Friday, March 1, 2013
US housing bust a memory, but recovery incomplete
NEW YORK - When US homebuilder Pulte announced earnings last month, it boasted higher profits and a surge in new orders as fresh evidence of an improved American housing market.
But perhaps the most striking aspect of the report was Pulte's bet on the future. The company boosted its budget for land purchases by 27 percent to $1.2 billion for 2013 and 2014.
Still, Pulte chief executive Richard Dugas pledged the group would remain "prudent."
"We are not going to chase volume, but intend to invest intelligently," Dugas said on a conference call with analysts.
Such is the state of the US housing market recovery.
After several years in the post-bubble doldrums, the housing sector is at last beginning to show real signs of a comeback. Discussion among home builders has shifted from the lack of activity to shortages in labor, lumber and land that constrain the sector.
But the comeback is the cautious and careful turnaround of an industry whose prior excesses led to the biggest economic downturn since the Great Depression.
The latest data on home sales underscore the rebound. The January reading on a pending homes sales index rose 9.5 percent above the year-ago level and stood at its highest level since April 2010, according to the National Association of Realtors.

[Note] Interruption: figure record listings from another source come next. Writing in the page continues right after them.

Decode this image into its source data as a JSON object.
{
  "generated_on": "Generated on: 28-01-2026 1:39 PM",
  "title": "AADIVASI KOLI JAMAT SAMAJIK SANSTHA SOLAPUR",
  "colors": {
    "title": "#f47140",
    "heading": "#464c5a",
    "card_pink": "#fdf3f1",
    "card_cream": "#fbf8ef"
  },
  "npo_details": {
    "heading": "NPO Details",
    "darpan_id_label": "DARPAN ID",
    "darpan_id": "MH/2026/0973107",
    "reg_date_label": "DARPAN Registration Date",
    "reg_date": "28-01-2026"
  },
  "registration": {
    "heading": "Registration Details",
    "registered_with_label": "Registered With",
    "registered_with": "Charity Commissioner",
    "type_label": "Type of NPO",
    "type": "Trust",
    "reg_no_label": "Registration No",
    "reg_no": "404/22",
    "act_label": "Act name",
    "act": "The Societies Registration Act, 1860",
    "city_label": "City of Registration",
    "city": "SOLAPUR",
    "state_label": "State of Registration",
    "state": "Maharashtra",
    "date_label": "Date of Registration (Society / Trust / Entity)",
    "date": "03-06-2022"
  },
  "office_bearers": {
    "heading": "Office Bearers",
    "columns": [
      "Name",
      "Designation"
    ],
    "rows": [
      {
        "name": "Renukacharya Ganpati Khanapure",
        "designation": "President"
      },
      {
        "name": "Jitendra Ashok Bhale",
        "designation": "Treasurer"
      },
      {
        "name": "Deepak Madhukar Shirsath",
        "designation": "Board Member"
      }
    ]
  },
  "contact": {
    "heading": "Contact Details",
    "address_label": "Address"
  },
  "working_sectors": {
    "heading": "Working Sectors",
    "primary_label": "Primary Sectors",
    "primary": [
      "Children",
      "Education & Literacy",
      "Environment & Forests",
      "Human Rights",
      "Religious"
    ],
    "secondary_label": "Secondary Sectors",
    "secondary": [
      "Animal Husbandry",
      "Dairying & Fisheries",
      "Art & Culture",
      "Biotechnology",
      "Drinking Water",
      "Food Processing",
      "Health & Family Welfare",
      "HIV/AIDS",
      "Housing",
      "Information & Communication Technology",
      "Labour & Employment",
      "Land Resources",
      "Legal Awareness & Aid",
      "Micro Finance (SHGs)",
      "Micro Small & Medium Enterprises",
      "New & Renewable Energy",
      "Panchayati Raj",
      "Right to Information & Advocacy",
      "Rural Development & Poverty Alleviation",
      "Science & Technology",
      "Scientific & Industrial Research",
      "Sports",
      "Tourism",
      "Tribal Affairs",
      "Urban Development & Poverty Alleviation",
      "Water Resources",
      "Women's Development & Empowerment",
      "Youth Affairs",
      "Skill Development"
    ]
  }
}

Existing-home sales hit an annual pace of 4.92 million in January, more than 400,000 from a year earlier, and new-home sales were up 28.9 percent from 12 months earlier.
But industry officials and analysts are hesitant to break out the champagne just yet.
Most benchmarks of the sector -- whether housing starts or new home sales -- remain well below their levels from before the bust. What's more, investors are cautious given broader uncertainty over the eurozone and ongoing US budget debates in Washington.
Patrick Newport, an economist at IHS Global Insight, estimated the housing market is about four years removed from its low but another two to three years away from truly bouncing back.
"We're off the bottom, but levels are still depressed," Newport said.
Giant US home improvement retailer Home Depot also gave a mixed-bag reading on the market. Even as the company reported Tuesday a 13.9 percent year on year gain in sales in the fourth quarter, to $18.2 billion, it painted a cautious picture of the housing market.
"We continue to believe that the path to recovery will resemble a gradual thawing process," said Home Depot chief executive Frank Blake.
"There will be a workout stage for a couple of years before we hit really the strong recovery stage."
Blake said some indicators of true improvement would be an increase in household formation and housing turnover "significantly above where it is now."
A major facet to the market recovery is the lean state of housing inventories.
The total number of homes on the market in January 2013 stood at 1.74 million, a decline of 25 percent from last year and the lowest level since December 1999, according to NAR data.
Demand is stronger, helped by ultra-low interest rates on mortgage loans.
But tempering that are higher demands on buyers to prove they merit the loans, compared to the high tolerance of financial weaknesses and easy documentation practices before the crash of 2005-2006.
It is not uncommon for a borrower to be asked to prove his employment status multiple times before a loan is granted, said Alex Barron, an analyst at the Housing Research Center.
They're putting people through the ringer," he said. "You've got to show all kinds of documents. It is difficult for a lot of people."
The rising cost of lumber and other construction materials and a tight labor pool in some key markets, are concerns.
Lennar chief executive Stuart Miller called land "the biggest constraining factor" on the rebound, but the biggest worry is a shift in US economic policy.
"The main risk to the recovery is whether interest rates can hang in there," said Barron. "If interest rates start to go up, then I think the recovery will be at risk."